Royal London discovered that divorce pension splits for women who divorce are left with less than one third of the average pension wealth of married couples, with the average divorced woman over 50 having pension wealth of £131,000, compared to £454,000 for the average married couple.
Is this made up for by having a greater share of property? According to the research, this is not the case, with the average divorced woman over 50 ending up with less than half of the property wealth of married couples of the same age (£359,000 for married couples in comparison to £169,000 for divorced women).

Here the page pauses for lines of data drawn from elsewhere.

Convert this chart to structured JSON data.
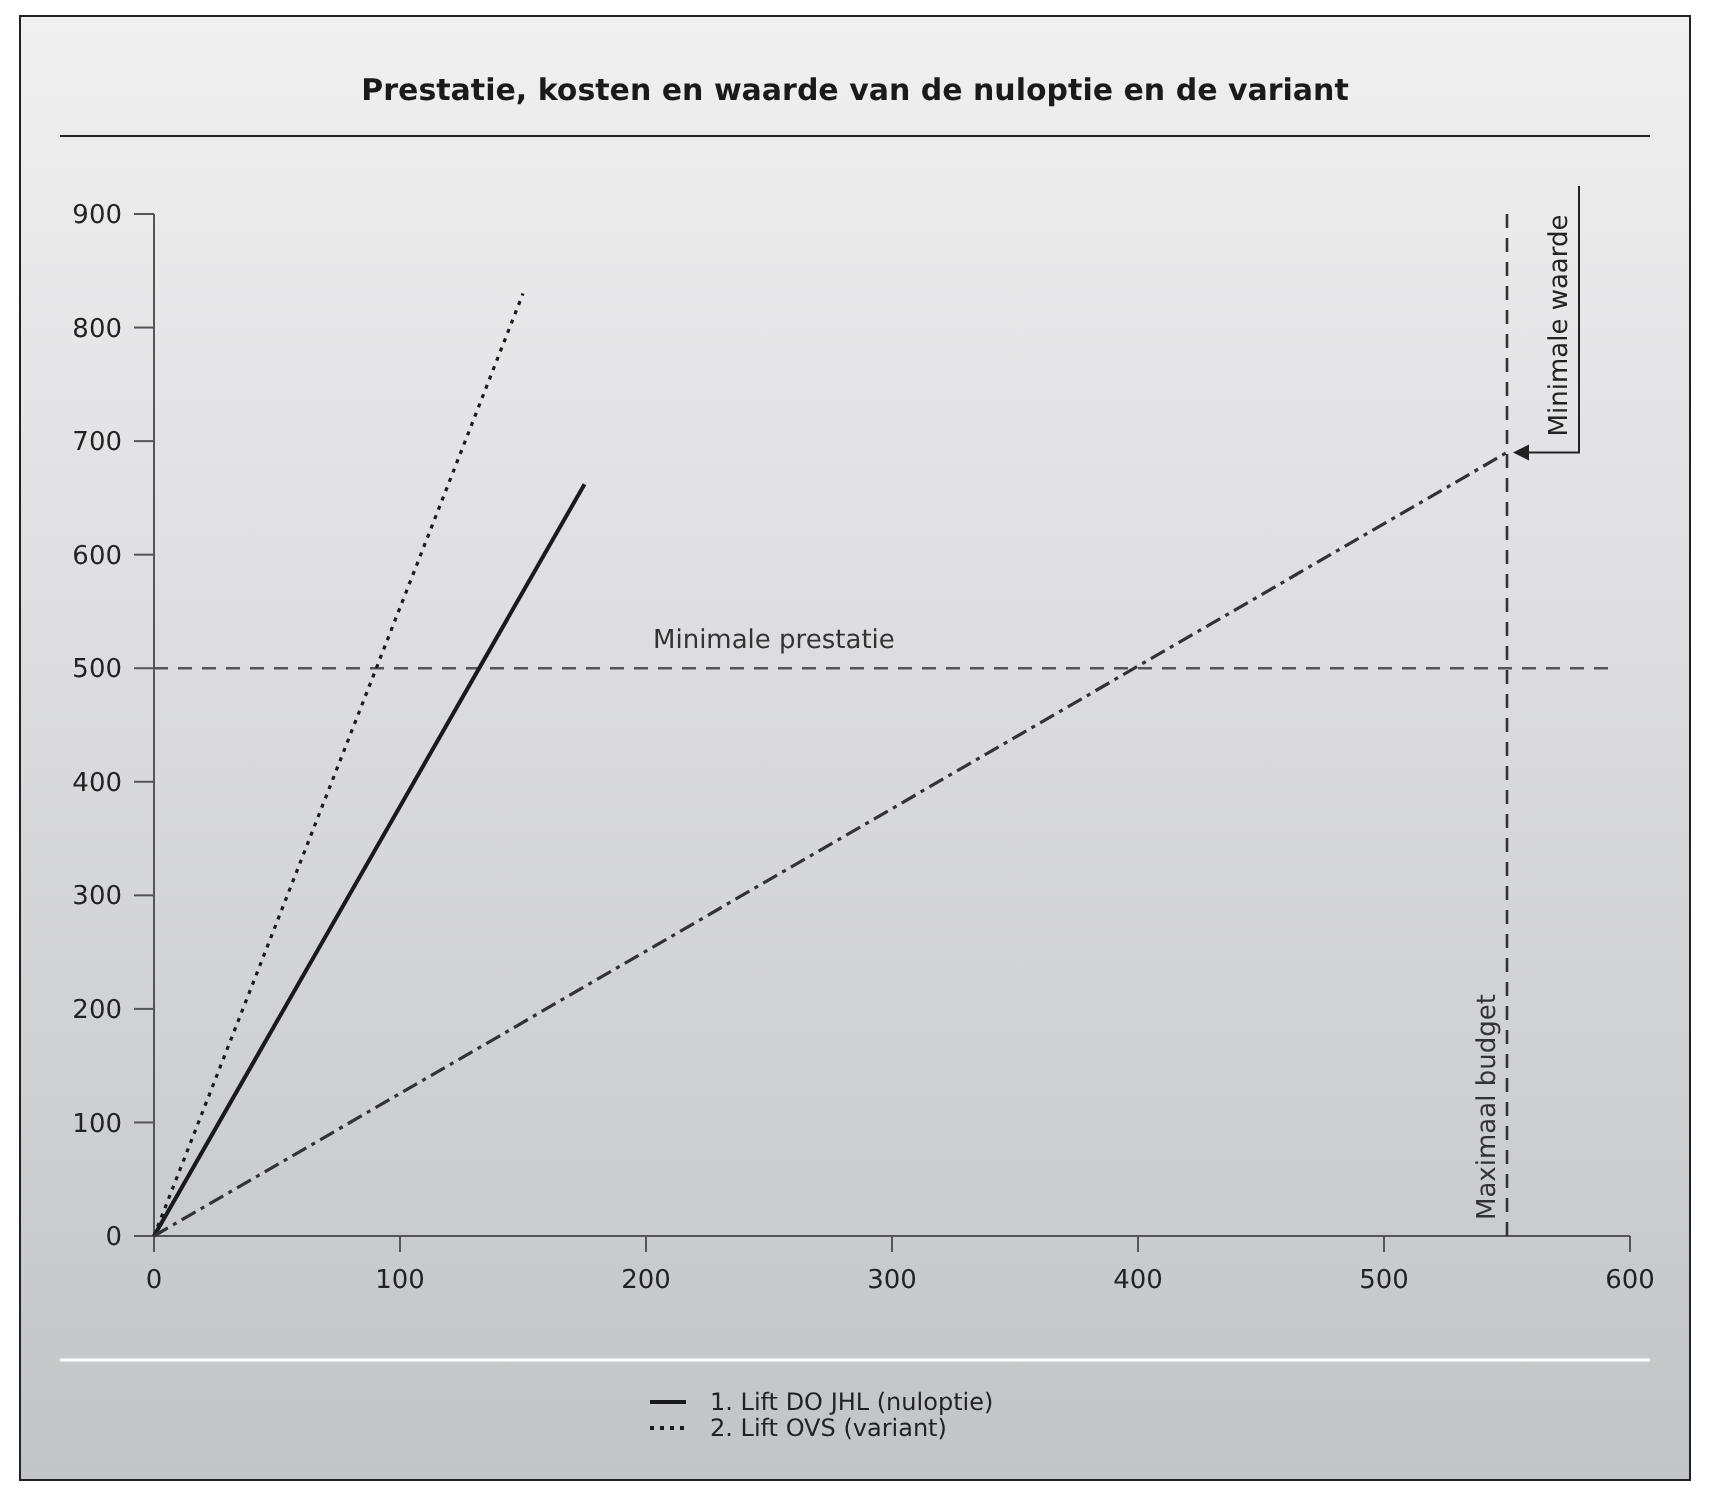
{
  "chart_data": {
    "type": "line",
    "title": "Prestatie, kosten en waarde van de nuloptie en de variant",
    "xlim": [
      0,
      600
    ],
    "xticks": [
      0,
      100,
      200,
      300,
      400,
      500,
      600
    ],
    "ylim": [
      0,
      900
    ],
    "yticks": [
      0,
      100,
      200,
      300,
      400,
      500,
      600,
      700,
      800,
      900
    ],
    "grid": false,
    "legend": "bottom",
    "marker": "none",
    "series": [
      {
        "name": "1. Lift DO JHL (nuloptie)",
        "color": "#1a1a1a",
        "line_style": "solid",
        "x": [
          0,
          175
        ],
        "values": [
          0,
          662
        ]
      },
      {
        "name": "2. Lift OVS (variant)",
        "color": "#1a1a1a",
        "line_style": "dotted",
        "x": [
          0,
          150
        ],
        "values": [
          0,
          830
        ]
      },
      {
        "color": "#333333",
        "line_style": "dashdot",
        "x": [
          0,
          550
        ],
        "values": [
          0,
          690
        ]
      }
    ],
    "ref_lines": [
      {
        "axis": "y",
        "value": 500,
        "label": "Minimale prestatie",
        "color": "#555555",
        "line_style": "dashed"
      },
      {
        "axis": "x",
        "value": 550,
        "label": "Maximaal budget",
        "color": "#333333",
        "line_style": "dashed"
      }
    ],
    "annotations": [
      {
        "text": "Minimale waarde",
        "x": 550,
        "y": 690
      }
    ]
  }
}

Royal London rightly point out that understanding a pension’s true value can be a complex business. Unfortunately, putting pensions to the bottom of the divorce ‘to-do’ list, or worse, ignoring them altogether when negotiating a financial settlement, can result in people missing out on a share of what is often a highly valuable asset. In fact, it is not unusual for pensions to be worth more than the family home.
Royal London Director of Policy, Steve Webb, described divorced women as the poor relations “when it comes to pensions wealth in later life”.
“When couples split up there is an understandable focus on family issues and on highly visible assets such as the family home. But very often one partner will have pension rights which are less visible but can be just as valuable and people need to take expert financial advice
on this crucial issue.”
The court’s starting point for the division of assets upon divorce is a 50/50 split. This includes pensions. The courts are able to order that one spouse gives the other a proportion of their pension/s.
While dividing or sharing pensions may not be right in every instance, knowing the value of the pension/s is a vital part of ensuring you have a fair financial settlement.
Understanding how much any pensions are worth could enable you, for example, to offset the value of your spouse’s pensions against other assets. Pension offsetting is where one spouse gets a greater share of the other asset/s, in order to make up for the fact they are not getting a share of the pension/s. For example, one person could agree to a larger share of the family home and in exchange, the other person could keep the pension for themselves.
In order to make an informed decision about how to deal with pensions upon divorce, it is vital to understand the true value of any pension/s. It’s highly recommended that you seek expert legal advice about what can be a highly complex issue.